Corn harvest ran late, but I still want to apply phosphorus and potassium for soybeans before spring, if possible. When is it OK to apply? Are there rules in Indiana about applying fertilizer on frozen soils? Are there fields to avoid?
The panel of Indiana certified crop advisers answering this question includes Steve Gauck, Beck’s sales agronomist, Greenburg; Andy Like, Syngenta, Vincennes; and Jeff Nagel, Ceres Solutions agronomist, Lafayette.
Gauck: There is still plenty of time to apply fertilizer before soybeans. Many agronomists now recommend spring-applied nutrients. The Office of Indiana State Chemist regulates when and how nutrients can be applied. Its website has application restrictions that say you can’t apply to saturated ground, but you can apply inorganic fertilizer to frozen ground. The biggest challenge to applying on frozen ground is the concern of a heavy rain shortly after application that could move nutrients.
In an ideal world, we would wait and apply fertilizer right before planting, when soils are dry and warming. If that isn’t possible, avoid applying nutrients on frozen ground in fields that have lots of slope where nutrients could move from the field.
Like: Assuming the P and K you want to apply is inorganic, such as DAP and potash, you can apply anytime you want if it isn’t applied on standing water or on saturated ground. Application on frozen ground is permitted, although it may not be a best practice. I would avoid fields with a high potential for P and K to run off and enter a stream or creek.

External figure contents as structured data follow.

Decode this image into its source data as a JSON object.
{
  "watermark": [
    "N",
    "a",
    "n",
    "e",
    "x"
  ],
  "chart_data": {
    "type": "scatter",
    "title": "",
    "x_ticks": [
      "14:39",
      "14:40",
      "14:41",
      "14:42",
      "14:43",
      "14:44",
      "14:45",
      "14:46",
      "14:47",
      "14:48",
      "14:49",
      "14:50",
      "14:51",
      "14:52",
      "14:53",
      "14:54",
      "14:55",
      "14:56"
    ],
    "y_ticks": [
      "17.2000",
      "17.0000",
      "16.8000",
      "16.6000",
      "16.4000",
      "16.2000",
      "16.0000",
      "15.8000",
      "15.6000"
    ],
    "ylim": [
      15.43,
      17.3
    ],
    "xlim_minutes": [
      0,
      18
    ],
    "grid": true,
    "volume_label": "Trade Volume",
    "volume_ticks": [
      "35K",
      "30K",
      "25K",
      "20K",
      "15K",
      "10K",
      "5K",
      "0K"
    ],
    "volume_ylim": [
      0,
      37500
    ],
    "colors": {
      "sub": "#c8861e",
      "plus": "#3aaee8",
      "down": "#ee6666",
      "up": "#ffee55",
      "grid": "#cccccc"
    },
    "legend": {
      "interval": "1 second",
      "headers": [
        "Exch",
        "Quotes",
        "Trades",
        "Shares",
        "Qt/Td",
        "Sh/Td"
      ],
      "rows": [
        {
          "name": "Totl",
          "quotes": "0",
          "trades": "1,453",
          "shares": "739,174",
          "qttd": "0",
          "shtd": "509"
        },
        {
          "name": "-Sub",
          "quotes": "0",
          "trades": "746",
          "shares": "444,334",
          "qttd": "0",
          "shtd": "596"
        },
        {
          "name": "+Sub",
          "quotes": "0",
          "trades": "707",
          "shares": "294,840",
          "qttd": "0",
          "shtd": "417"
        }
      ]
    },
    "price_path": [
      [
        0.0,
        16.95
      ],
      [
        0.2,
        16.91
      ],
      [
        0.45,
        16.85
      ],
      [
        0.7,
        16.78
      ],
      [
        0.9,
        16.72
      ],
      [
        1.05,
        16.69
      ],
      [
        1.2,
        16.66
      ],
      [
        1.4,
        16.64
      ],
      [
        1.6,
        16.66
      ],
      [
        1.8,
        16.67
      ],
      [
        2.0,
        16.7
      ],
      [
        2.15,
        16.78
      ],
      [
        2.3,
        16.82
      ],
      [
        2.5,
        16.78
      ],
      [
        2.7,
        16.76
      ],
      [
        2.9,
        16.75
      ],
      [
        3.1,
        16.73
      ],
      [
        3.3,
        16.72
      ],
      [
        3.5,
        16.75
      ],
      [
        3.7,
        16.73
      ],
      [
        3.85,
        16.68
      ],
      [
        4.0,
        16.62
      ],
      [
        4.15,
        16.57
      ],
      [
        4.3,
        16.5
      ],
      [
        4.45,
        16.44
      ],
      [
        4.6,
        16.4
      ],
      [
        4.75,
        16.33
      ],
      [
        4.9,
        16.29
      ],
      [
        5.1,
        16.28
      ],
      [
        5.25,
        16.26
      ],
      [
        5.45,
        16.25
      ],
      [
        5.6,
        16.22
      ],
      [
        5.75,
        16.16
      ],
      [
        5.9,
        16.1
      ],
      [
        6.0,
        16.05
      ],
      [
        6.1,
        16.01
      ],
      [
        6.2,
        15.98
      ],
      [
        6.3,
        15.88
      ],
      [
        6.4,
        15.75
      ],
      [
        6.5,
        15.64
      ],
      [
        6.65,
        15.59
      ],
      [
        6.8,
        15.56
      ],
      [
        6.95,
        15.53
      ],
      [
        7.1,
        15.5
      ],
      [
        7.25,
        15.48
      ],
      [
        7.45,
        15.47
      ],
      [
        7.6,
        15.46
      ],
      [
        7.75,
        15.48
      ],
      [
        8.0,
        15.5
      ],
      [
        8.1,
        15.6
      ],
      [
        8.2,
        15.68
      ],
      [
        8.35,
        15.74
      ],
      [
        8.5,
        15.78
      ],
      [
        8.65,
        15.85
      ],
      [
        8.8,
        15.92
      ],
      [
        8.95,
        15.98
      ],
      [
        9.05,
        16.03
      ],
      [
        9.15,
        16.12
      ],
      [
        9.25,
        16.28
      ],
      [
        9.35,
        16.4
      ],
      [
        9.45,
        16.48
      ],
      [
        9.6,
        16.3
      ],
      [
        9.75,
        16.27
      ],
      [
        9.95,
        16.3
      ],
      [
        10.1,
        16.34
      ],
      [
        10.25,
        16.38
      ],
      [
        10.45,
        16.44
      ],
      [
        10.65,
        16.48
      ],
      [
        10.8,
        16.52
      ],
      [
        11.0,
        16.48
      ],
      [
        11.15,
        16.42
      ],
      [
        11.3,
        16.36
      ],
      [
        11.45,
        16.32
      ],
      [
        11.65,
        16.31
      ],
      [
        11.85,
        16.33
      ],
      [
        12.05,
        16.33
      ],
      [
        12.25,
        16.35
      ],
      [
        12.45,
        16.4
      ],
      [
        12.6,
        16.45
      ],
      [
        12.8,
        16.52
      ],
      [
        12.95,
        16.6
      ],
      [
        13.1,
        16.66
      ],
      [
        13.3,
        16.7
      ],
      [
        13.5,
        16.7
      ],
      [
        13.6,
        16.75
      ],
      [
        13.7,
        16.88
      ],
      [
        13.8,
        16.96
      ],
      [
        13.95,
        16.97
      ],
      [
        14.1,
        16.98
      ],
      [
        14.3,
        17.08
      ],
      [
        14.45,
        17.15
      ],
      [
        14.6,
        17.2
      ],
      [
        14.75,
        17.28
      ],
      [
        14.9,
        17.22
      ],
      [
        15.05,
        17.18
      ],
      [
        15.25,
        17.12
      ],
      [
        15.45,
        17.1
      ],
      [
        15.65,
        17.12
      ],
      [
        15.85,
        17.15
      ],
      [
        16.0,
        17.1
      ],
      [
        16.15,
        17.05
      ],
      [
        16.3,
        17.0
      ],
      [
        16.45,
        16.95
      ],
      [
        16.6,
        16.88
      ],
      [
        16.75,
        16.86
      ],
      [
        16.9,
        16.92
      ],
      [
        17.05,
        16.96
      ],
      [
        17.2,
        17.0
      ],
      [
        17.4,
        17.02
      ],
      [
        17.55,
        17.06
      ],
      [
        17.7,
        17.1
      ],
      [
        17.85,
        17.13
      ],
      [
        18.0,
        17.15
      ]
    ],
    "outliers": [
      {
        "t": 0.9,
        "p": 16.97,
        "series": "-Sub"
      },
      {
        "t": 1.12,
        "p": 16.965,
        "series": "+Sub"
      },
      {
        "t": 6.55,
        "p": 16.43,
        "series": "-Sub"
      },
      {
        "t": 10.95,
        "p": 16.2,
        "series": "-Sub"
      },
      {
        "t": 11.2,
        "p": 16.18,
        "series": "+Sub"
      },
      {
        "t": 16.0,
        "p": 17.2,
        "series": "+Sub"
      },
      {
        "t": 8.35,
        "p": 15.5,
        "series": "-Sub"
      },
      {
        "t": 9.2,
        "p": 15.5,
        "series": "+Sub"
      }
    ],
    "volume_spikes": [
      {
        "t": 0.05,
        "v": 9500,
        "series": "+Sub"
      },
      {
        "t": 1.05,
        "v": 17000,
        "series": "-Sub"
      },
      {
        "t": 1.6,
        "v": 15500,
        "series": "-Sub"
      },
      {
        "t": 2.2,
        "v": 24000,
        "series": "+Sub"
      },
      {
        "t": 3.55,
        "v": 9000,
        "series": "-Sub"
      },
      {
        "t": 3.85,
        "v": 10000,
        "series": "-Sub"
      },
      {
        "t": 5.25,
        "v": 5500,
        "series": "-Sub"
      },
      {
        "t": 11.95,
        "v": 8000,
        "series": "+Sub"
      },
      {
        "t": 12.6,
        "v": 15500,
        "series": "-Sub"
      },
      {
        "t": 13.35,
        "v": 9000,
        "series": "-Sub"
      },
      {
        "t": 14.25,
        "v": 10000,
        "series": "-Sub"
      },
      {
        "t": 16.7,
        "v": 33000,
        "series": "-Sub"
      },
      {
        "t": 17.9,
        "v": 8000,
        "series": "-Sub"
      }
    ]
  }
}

If your P and K is applied as manure, different rules apply. Those can be found at oisc.purdue.edu.
Nagel: In short, apply anytime ground conditions are fit and runoff potential is minimal. Essentially, for inorganic fertilizers such as 11-52-0 (MAP), 18-46-0 (DAP) or 0-0-60 (potash), you can apply anytime ground conditions are suitable for application equipment. Applications can be made to frozen ground, but potential runoff could occur if made prior to a significant rainfall event. The following are a few guidelines for dry fertilizer applications:
- MAP and DAP. These contain nitrogen and phosphorus. If incorporated after application or surface-applied to a cover crop, off-target movement should be minimal. While applications can be made to frozen ground or lightly snow-covered ground, attention should be given to the forecast. Applications should be delayed or avoided if rainfall events are forecast before fertilizer has enough time to move into the soil. Fertilizer lying on the surface will move across the landscape on frozen ground with a rain and could end up in streams and rivers.
- Potash. Applications can be made almost anytime, but applications made on low cation-exchange capacity soils — of less than 6 or so milliequivalents per 100 grams — should be made in spring, closer to planting. While potassium is positively charged, leaching below the root zone can occur on low CEC soils with large rains.
- Sulfur. There has been more interest in applying sulfur on soybeans using 21-0-0-24S, which is ammonium sulfate. This should only be done closer to planting, as sulfate sulfur is negatively charged, like nitrate nitrogen, and can move below the rooting zone.
- Manure. There are rules regarding applications of manure to frozen surface soils. Check the Office of Indiana State Chemist website under the Fertilizer section.